Sustainability Hits London Fashion Week

With more and more focus on sustainability, contributors to London Fashion Week have had to seriously up their game in recent seasons. Since going fur free in 2018, huge strides have been made to introduce not just a focus on sustainable fashion, it’s no longer enough to just state it and make a few changes. Designers are now expected to produce ethical collections; from the way fabric is manufactured or sourced, to the distance it travels to reach a studio. Fibre miles are every bit as important as conscious collections, circular fashion and the wages that are paid to those involved along the way. Sustainability is everywhere in fashion right now. What once was a buzzword thrown around for quick credit, has become a status symbol amongst some of the biggest fashion houses out there and some, like British designer Phoebe English are setting a stellar example.
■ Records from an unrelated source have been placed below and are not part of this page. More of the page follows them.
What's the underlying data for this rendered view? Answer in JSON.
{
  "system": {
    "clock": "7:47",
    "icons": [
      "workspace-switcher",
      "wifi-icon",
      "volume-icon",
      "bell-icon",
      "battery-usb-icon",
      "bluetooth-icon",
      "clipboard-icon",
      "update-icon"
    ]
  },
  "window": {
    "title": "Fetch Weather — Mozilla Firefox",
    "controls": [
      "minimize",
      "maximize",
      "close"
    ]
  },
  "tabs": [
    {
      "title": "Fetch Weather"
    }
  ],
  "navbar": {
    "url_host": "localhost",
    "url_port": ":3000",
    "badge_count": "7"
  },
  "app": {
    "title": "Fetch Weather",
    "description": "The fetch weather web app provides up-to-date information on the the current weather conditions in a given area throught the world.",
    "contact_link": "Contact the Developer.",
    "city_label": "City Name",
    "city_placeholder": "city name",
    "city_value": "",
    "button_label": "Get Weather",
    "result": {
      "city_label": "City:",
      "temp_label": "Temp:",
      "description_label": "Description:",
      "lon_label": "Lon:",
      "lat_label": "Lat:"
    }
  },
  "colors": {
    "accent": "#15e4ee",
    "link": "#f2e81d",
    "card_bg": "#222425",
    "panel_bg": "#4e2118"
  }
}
Creative designers who are fully invested in sustainability are shunning the fashion calendar’s ‘seasons’ in favour of an annual collection produced in a far more environmentally economical way, resulting in less air travel, fibre miles and carbon emissions, opting for the slow fashion model which spends more time on ethical sourcing of dead stock, off cuts and foraged fabrics which can be hand dyed using hand collected natural and native ingredients to produce very specific colours which have not only meaning, but relevance to where they were collected and produced. Phew, deep breath. Basically sustainability as a whole picture, is king right now.
This SS24 season has seen the words “sustainable” “circular” and “reworked” used more times than ever before and a quick search on Instagram tells us that these terms are searched for more and more frequently when it comes to updating our wardrobes as the end user. More than just a buzzword, clients want to know more than just where their clothes were made, but with what,  by whom and how far it has travelled, what chemicals were used during production and how it got to be that “sunflower yellow” colour.
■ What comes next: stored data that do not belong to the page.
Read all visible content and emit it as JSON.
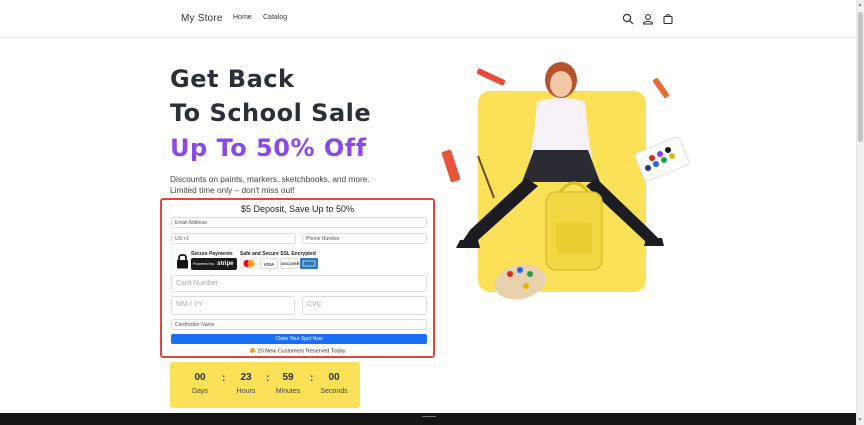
{
  "header": {
    "logo": "My Store",
    "nav": [
      "Home",
      "Catalog"
    ],
    "icons": [
      "search-icon",
      "account-icon",
      "cart-icon"
    ]
  },
  "hero": {
    "line1": "Get Back",
    "line2": "To School Sale",
    "line3": "Up To 50% Off",
    "description_1": "Discounts on paints, markers, sketchbooks, and more.",
    "description_2": "Limited time only – don't miss out!",
    "accent_color": "#8b4ae8"
  },
  "form": {
    "title": "$5 Deposit, Save Up to 50%",
    "email_placeholder": "Email Address",
    "country_value": "US +1",
    "phone_placeholder": "Phone Number",
    "secure_label": "Secure Payments",
    "stripe_powered": "Powered by",
    "stripe_brand": "stripe",
    "ssl_label": "Safe and Secure SSL Encrypted",
    "card_brands": [
      "VISA",
      "DISCOVER"
    ],
    "card_placeholder": "Card Number",
    "mmyy_placeholder": "MM / YY",
    "cvc_placeholder": "CVC",
    "name_placeholder": "Cardholder Name",
    "button_label": "Claim Your Spot Now",
    "reserved_text": "20 New Customers Reserved Today",
    "border_color": "#e0463b",
    "button_color": "#1a6ff5"
  },
  "countdown": {
    "days": "00",
    "hours": "23",
    "minutes": "59",
    "seconds": "00",
    "days_label": "Days",
    "hours_label": "Hours",
    "minutes_label": "Minutes",
    "seconds_label": "Seconds",
    "separator": ":",
    "bg_color": "#fbe158"
  }
}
Of course there have long been the stalwarts like the afore mentioned Phoebe English who has championed every aspect of circular fashion since her graduate collection in 2011, through to Paul Costello’s who produces a “shop window” style collection meaning that the collection you see on the runway is produced to show you what you can request if you like what you see. Nothing at all is produced in wholesale or stored in large volumes completely eliminating waste from the process but remaining accessible to serious buyers.
Jayne Pierson SS24
Jayne Pierson SS24
Stuart Trevor’s reworked vintage
Stuart Trevor’s reworked vintage
Jayne Pierson SS24
Jayne Pierson SS24

 

On the “trendier” end of the scale, designers like Jayne Pierson and Stuart Trevor are producing edgy, even fun collections which tell a story, but maintain those sustainable production credits. Trevor with his reworked vintage collection is a perfect example of this and with his collaborations with up and coming artists this works as a kind of “ethical handshake”.
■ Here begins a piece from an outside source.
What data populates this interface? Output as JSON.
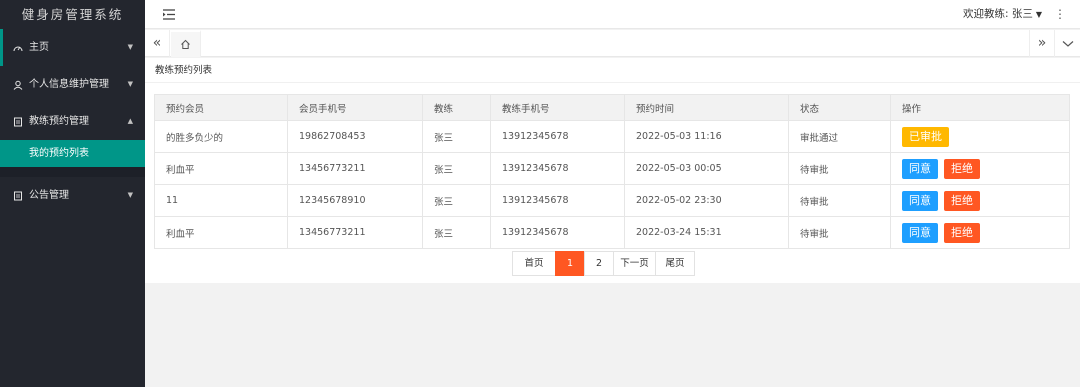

Whether you buy fast fashion at online chains, or high street fashion in physical stores, there’s no denying the (electric) juggernaut that is the sustainable model for slow fashion, the anti-thesis to the archetypical fast fashion the British buying public seemed to enjoy pre-pandemic. However now, post-pandemic, as we’ve all seemed to slow down our overly Fast paced lives, isn’t it time we did the same for our wardrobes?